Il est parfois nécessaire et finalement moins "risqué", tant du point de vue de la protection de l'adolescent que celui de la collectivité, de savoir mettre un terme à une succession, "escalade" de prises en charge, non investies par l'adolescent et qui le "protège" bien mal, ne serait-ce que parce qu'elle le laisse parfois, ainsi que ses parents, dans l'illusion peu responsabilisante que ses passages à l'acte appelleront, comme en miroir ou en écho, des prises en charge toujours nouvelles…

 

J'évoquerai pour finir le deuxième écueil qui menace actuellement, à mon sens, la qualité de la réponse judiciaire face à l'adolescent difficile - Il n'est d'ailleurs pas sans lien avec celui constitué par le développement des procédures d'urgence.

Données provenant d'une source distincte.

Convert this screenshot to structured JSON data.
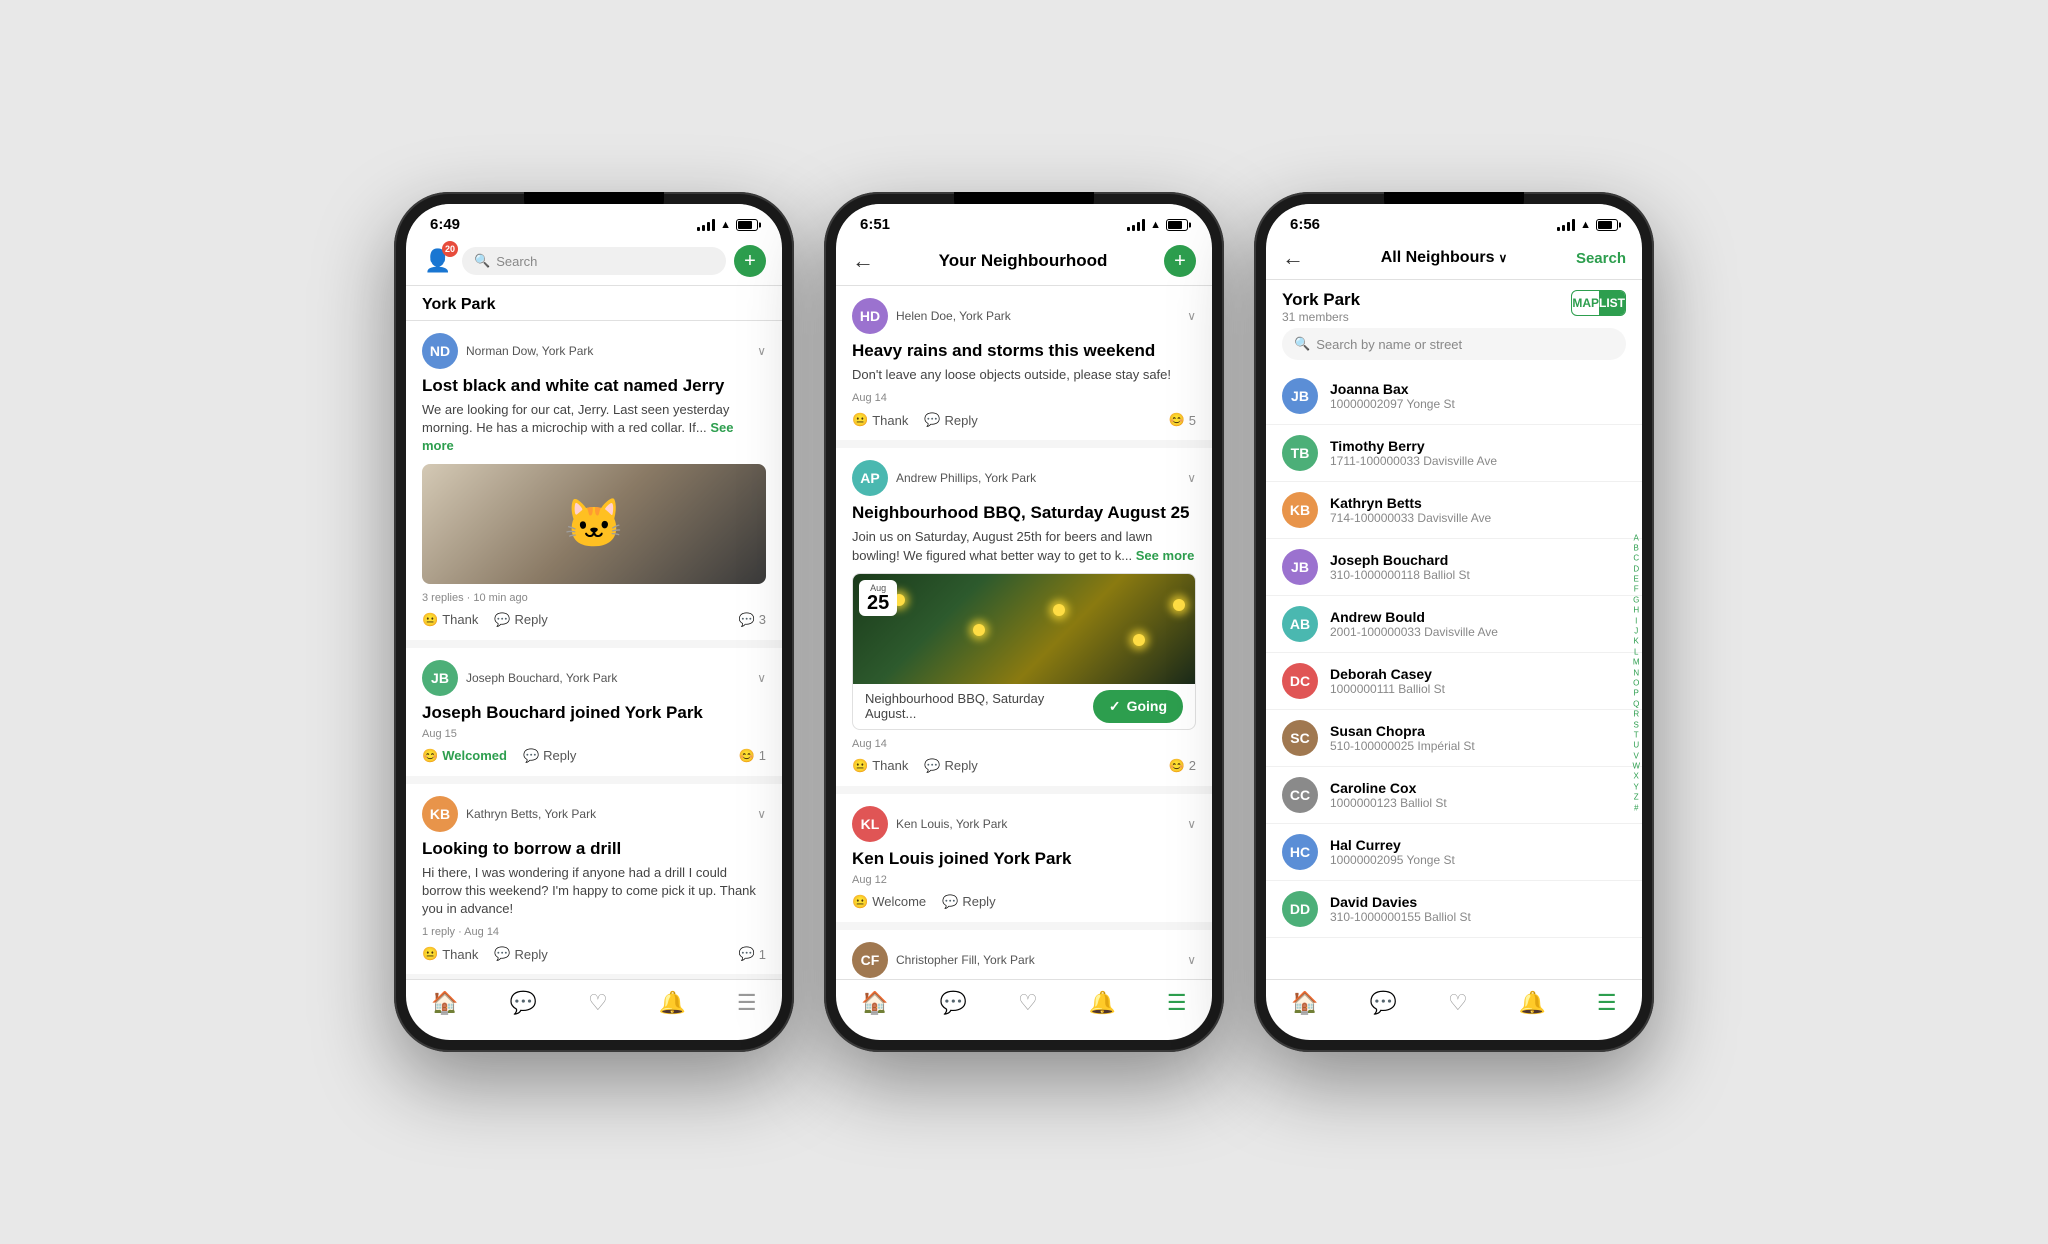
{
  "phone1": {
    "status": {
      "time": "6:49",
      "location_arrow": "▲"
    },
    "search_placeholder": "Search",
    "neighborhood": "York Park",
    "posts": [
      {
        "author": "Norman Dow, York Park",
        "avatar_initials": "ND",
        "avatar_color": "av-blue",
        "title": "Lost black and white cat named Jerry",
        "body": "We are looking for our cat, Jerry. Last seen yesterday morning. He has a microchip with a red collar. If...",
        "see_more": "See more",
        "replies_meta": "3 replies · 10 min ago",
        "has_image": true
      },
      {
        "author": "Joseph Bouchard, York Park",
        "avatar_initials": "JB",
        "avatar_color": "av-green",
        "title": "Joseph Bouchard joined York Park",
        "date": "Aug 15",
        "reaction": "Welcomed",
        "reaction_count": "1",
        "is_welcome": true
      },
      {
        "author": "Kathryn Betts, York Park",
        "avatar_initials": "KB",
        "avatar_color": "av-orange",
        "title": "Looking to borrow a drill",
        "body": "Hi there, I was wondering if anyone had a drill I could borrow this weekend? I'm happy to come pick it up. Thank you in advance!",
        "replies_meta": "1 reply · Aug 14",
        "comment_count": "1"
      }
    ],
    "thank_label": "Thank",
    "reply_label": "Reply",
    "welcomed_label": "Welcomed",
    "tabs": [
      "🏠",
      "💬",
      "❤️",
      "🔔",
      "☰"
    ]
  },
  "phone2": {
    "status": {
      "time": "6:51"
    },
    "title": "Your Neighbourhood",
    "posts": [
      {
        "author": "Helen Doe, York Park",
        "avatar_initials": "HD",
        "avatar_color": "av-purple",
        "title": "Heavy rains and storms this weekend",
        "body": "Don't leave any loose objects outside, please stay safe!",
        "date": "Aug 14",
        "reaction_count": "5"
      },
      {
        "author": "Andrew Phillips, York Park",
        "avatar_initials": "AP",
        "avatar_color": "av-teal",
        "title": "Neighbourhood BBQ, Saturday August 25",
        "body": "Join us on Saturday, August 25th for beers and lawn bowling! We figured what better way to get to k...",
        "see_more": "See more",
        "date": "Aug 14",
        "event_title": "Neighbourhood BBQ, Saturday August...",
        "event_date_month": "Aug",
        "event_date_day": "25",
        "going_label": "Going",
        "reaction_count": "2",
        "has_image": true
      },
      {
        "author": "Ken Louis, York Park",
        "avatar_initials": "KL",
        "avatar_color": "av-red",
        "title": "Ken Louis joined York Park",
        "date": "Aug 12",
        "is_welcome": true
      },
      {
        "author": "Christopher Fill, York Park",
        "avatar_initials": "CF",
        "avatar_color": "av-brown"
      }
    ],
    "thank_label": "Thank",
    "reply_label": "Reply",
    "welcome_label": "Welcome",
    "tabs": [
      "🏠",
      "💬",
      "❤️",
      "🔔",
      "☰"
    ]
  },
  "phone3": {
    "status": {
      "time": "6:56"
    },
    "nav_title": "All Neighbours",
    "search_label": "Search",
    "neighborhood": "York Park",
    "members_count": "31 members",
    "map_label": "MAP",
    "list_label": "LIST",
    "search_placeholder": "Search by name or street",
    "neighbours": [
      {
        "name": "Joanna Bax",
        "address": "10000002097 Yonge St",
        "initials": "JB",
        "color": "av-blue"
      },
      {
        "name": "Timothy Berry",
        "address": "1711-100000033 Davisville Ave",
        "initials": "TB",
        "color": "av-green"
      },
      {
        "name": "Kathryn Betts",
        "address": "714-100000033 Davisville Ave",
        "initials": "KB",
        "color": "av-orange"
      },
      {
        "name": "Joseph Bouchard",
        "address": "310-1000000118 Balliol St",
        "initials": "JB",
        "color": "av-purple"
      },
      {
        "name": "Andrew Bould",
        "address": "2001-100000033 Davisville Ave",
        "initials": "AB",
        "color": "av-teal"
      },
      {
        "name": "Deborah Casey",
        "address": "1000000111 Balliol St",
        "initials": "DC",
        "color": "av-red"
      },
      {
        "name": "Susan Chopra",
        "address": "510-100000025 Impérial St",
        "initials": "SC",
        "color": "av-brown"
      },
      {
        "name": "Caroline Cox",
        "address": "1000000123 Balliol St",
        "initials": "CC",
        "color": "av-gray"
      },
      {
        "name": "Hal Currey",
        "address": "10000002095 Yonge St",
        "initials": "HC",
        "color": "av-blue"
      },
      {
        "name": "David Davies",
        "address": "310-1000000155 Balliol St",
        "initials": "DD",
        "color": "av-green"
      }
    ],
    "alpha_index": [
      "A",
      "B",
      "C",
      "D",
      "E",
      "F",
      "G",
      "H",
      "I",
      "J",
      "K",
      "L",
      "M",
      "N",
      "O",
      "P",
      "Q",
      "R",
      "S",
      "T",
      "U",
      "V",
      "W",
      "X",
      "Y",
      "Z",
      "#"
    ],
    "tabs": [
      "🏠",
      "💬",
      "❤️",
      "🔔",
      "☰"
    ]
  }
}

Ce deuxième écueil est celui de la confusion ou l'indifférenciation des places et des rôles dans l'institution judiciaire face à l'adolescent difficile ou encore l'adolescent qui "passe à l'acte".

 

Avec le développement, au niveau des Parquets, des procédures dites "alternatives aux poursuites judiciaires", consistant en ce qui concerne les mineurs, en particulier les adolescents difficiles, en un "rappel à la loi" par un Délégué du Procureur, dont le champ d'intervention peut parfois être conçu de manière relativement large, le risque est de voir se confondre non seulement dans l'esprit des adolescents, mais aussi de leur famille, voire des intervenants sociaux eux-mêmes, le Délégué du Procureur et le Juge, alors que le rôle de ces deux derniers, le sens et la portée de leurs interventions respectives, les contraintes procédurales auxquelles ils sont soumis, et la nature des mesures qu'ils peuvent prononcer, sont bien différentes.

 

L'indifférenciation et la confusion de ces interventions judiciaires de nature différente, surtout lorsque celles-ci sont peu concertées et débouchent elles-mêmes sur des interventions éducatives, sociales, associatives ou de soins psychologiques multiples, peuvent finalement conduire à une inefficacité, tant du point de vue de la protection de l'adolescent que du point de vue social de la prévention de la délinquance ou de la récidive et à une banalisation du judiciaire.

 

Pour conclure, je dirai que face à l'adolescent difficile, sur le plan du processus judiciaire, le tout n'est pas d'actionner et d'additionner des prises en charge plus ou moins contenantes ou immédiates, ni non plus de systématiser des procédures rapides de "rappel à la loi", mais de prendre soin, dans l'acte judiciaire lui-même de transmettre de façon structurante à l'adolescent difficile, au travers des différentes décisions qui seront prises à son égard, quelque chose de la loi, qu'il puisse lui-même assimiler à la fois comme limite et protection.



[1] Juge pour enfant - Tribunal d'Instance - Palais de Justice d'Angers.